Seminary Thoughts

Thinking about God today, particularly because I was walking by the seminary. I wonder if priests wrestle with their feelings about God more than lay people. It’s a sweeping generalization, but I think lay people tend to take their feelings about God for granted—be it belief, non-belief, or agnosticism—unless they’re in a state of crisis. And then you have people—the poor, the chronically ill—who are more or less always in a state of crisis or for whom one crisis begets another. And those people may be rather set in their ways about God also. Some people find hope or optimism through God; I tend to think that the hope itself is some aspect of God.

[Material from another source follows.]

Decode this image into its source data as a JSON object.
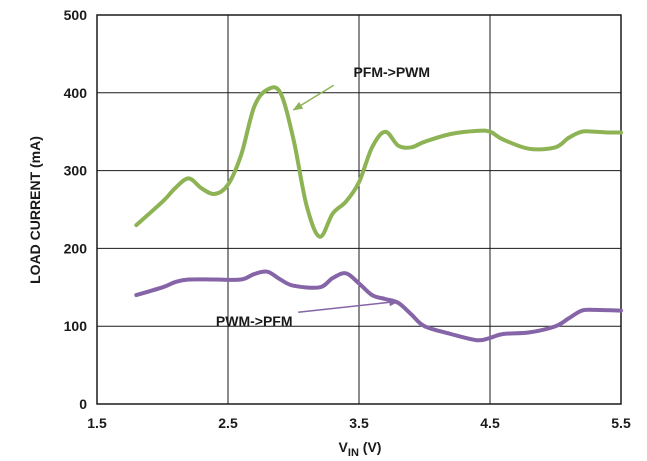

I’m interested in the recent backlash against mythical thinking among certain scientists and philosophers—Richard Dawkins, Daniel Dennett, etc. A kind of mythical thinking is key to the kind of literature that I’m trying to write, and it’s key to the way I tend to look at the world. Not that I believe the “magical” metaphysical implications of it, but the language of myth and religious metaphor helps me to understand my feelings about certain things. Perhaps I’m comfortable with that language because I come from the South.

Allegedly, my uncle John had the following conversation with a street urchin when he came to New York in college to study at the seminary for a semester. I think he might have made it up.

– Hey, where are you going?

– I’m going to the seminary.

– Why you wanna be around all those dead people?